Feuille de vigne

démocratie
Les élections sont partout, la démocratie n'est nulle part. D. R.

Par Khider Mesloub – La démocratie, ce mode de gouvernance fondée sur la représentation politique, c’est-à-dire la délégation des pouvoirs pour éviter l’affrontement direct entre les différentes classes sociales antagoniques, n’a pu naître que dans une société marchande et urbaine, la Grèce, animée par un esprit prédateur et belliqueux, par ailleurs déchirée par des contradictions de classe générées par les brutales inégalités sociales et iniquités juridictionnelles.

La démocratie est un compromis politique établi entre les différentes factions des classes possédantes, «auto-pacifiées» pour mieux se liguer et se coordonner administrativement contre leurs ennemis communs, les classes dominées, c’est-à-dire le peuple-esclave, privé du pouvoir économique et de l’autorité étatique.

Ainsi, dès ses origines, la démocratie n’est pas l’œuvre d’une société équitable et pacifique, mais le palliatif institutionnel d’une société déchirée par les inégalités sociales, minée par des conflits de classe. C’est un compromis établi entre les différentes factions des classes possédantes pour assurer la pérennité de leur domination exercée contre le peuple.

Et les normes instituées dans la société civile s’inspirent directement des règlements militaires. Au-delà d’être hiérarchiques et autoritaires, ils sont coercitifs et répressifs. Dans une société de classe, le droit n’est que la volonté générale de la classe dominante érigée en loi.

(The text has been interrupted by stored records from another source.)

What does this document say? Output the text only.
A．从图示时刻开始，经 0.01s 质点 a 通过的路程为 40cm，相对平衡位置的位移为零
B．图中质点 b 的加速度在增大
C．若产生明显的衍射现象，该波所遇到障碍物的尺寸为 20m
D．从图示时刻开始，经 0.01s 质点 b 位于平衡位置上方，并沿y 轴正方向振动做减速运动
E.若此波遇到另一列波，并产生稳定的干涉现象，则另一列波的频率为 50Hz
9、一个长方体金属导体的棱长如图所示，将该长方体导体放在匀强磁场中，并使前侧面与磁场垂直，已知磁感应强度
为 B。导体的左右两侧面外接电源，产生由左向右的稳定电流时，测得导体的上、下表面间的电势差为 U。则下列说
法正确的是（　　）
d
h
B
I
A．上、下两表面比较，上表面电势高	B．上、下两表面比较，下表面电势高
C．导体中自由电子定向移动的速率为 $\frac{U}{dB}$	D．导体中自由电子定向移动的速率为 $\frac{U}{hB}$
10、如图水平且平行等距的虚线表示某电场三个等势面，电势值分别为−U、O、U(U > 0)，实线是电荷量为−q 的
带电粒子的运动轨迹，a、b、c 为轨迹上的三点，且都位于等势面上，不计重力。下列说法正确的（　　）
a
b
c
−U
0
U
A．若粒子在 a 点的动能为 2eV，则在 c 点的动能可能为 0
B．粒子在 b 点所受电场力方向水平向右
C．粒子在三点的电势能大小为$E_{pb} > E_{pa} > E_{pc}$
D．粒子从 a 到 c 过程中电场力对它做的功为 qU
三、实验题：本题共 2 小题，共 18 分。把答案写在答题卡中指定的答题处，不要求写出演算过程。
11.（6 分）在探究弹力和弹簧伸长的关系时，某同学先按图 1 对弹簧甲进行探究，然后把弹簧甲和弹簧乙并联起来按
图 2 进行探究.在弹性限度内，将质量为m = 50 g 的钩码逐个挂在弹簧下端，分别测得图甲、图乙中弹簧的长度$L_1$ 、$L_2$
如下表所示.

Contrairement à la propagande répandue par la bourgeoisie, le terme démocratie, formé des mots «dème» et «kratos» (pouvoir), ne signifie pas pouvoir du peuple. Car la notion de «peuple» n’avait aucune réalité sociologique ou nationale à cette époque antique, du fait la division de l’archipel grec en plusieurs cités quasi tribales et foncièrement rivales.

Le terme démocratie avait une signification purement administrative, un sens territorial. Le dèmos est une circonscription territoriale et administrative, le «dème». Le dème désignait le corps civique de telle cité grecque, c’est-à-dire les citoyens, hommes libres appartenant aux classes dominantes, réunis en assemblée pour prendre une décision dans l’intérêt de l’ensemble des cités. Par déviation du sens originel territorial ou mystification politique, le terme dème est devenu un étymon qui signifie «peuple». Avec le nouveau concept dème, illégitimement associé au peuple, on a fabriqué la notion «démocratie», définie comme le «pouvoir» (kratos) du «peuple» (démos). Or, hier comme aujourd’hui, le peuple n’a jamais eu de pouvoir, apanage des classes possédantes, dominantes.

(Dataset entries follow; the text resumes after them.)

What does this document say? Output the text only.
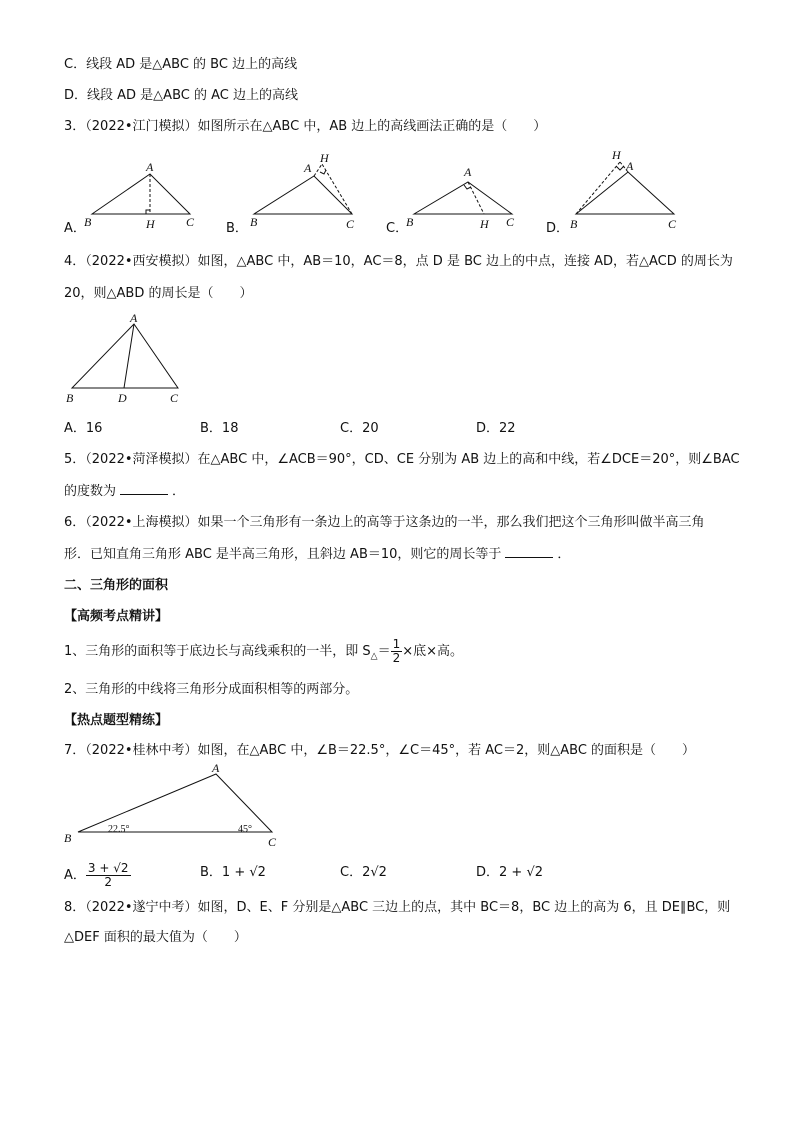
C．线段 AD 是△ABC 的 BC 边上的高线
D．线段 AD 是△ABC 的 AC 边上的高线
3．（2022•江门模拟）如图所示在△ABC 中，AB 边上的高线画法正确的是（　　）
A．
A
B	H	C B．
A
H
B	C C．
A
B	H C D．
H
A
B	C
4．（2022•西安模拟）如图，△ABC 中，AB＝10，AC＝8，点 D 是 BC 边上的中点，连接 AD，若△ACD 的周长为
20，则△ABD 的周长是（　　）
A
B	D	C
A．16	B．18	C．20	D．22
5．（2022•菏泽模拟）在△ABC 中，∠ACB＝90°，CD、CE 分别为 AB 边上的高和中线，若∠DCE＝20°，则∠BAC
的度数为	．
6．（2022•上海模拟）如果一个三角形有一条边上的高等于这条边的一半，那么我们把这个三角形叫做半高三角
形．已知直角三角形 ABC 是半高三角形，且斜边 AB＝10，则它的周长等于	．
二、三角形的面积
【高频考点精讲】
1、三角形的面积等于底边长与高线乘积的一半，即 $S_\triangle= \frac{1}{2}$ ×底×高。
2、三角形的中线将三角形分成面积相等的两部分。
【热点题型精练】
7．（2022•桂林中考）如图，在△ABC 中，∠B＝22.5°，∠C＝45°，若 AC＝2，则△ABC 的面积是（　　）
A
B	C
22.5°	45°
A． $\frac{3 + √2}{2}$	B．1 + √2	C．2√2	D．2 + √2
8．（2022•遂宁中考）如图，D、E、F 分别是△ABC 三边上的点，其中 BC＝8，BC 边上的高为 6，且 DE∥BC，则
△DEF 面积的最大值为（　　）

Fondamentalement, dans sa forme antique comme dans sa version moderne, la démocratie, produit d’une société marquée par la guerre de classes, est le mode de gouvernement élaboré par les classes dominantes pour administrer pacifiquement leurs conflits, gérer politiquement leurs intérêts économiques. A l’époque grecque antique, berceau de son éclosion, la démocratie, qui n’eut qu’une existence éphémère, ne s’appliquait qu’aux hommes libres. Elle était exercée exclusivement par les hommes libres, en l’espèce une portion infime de la population, propriétaire d’esclaves.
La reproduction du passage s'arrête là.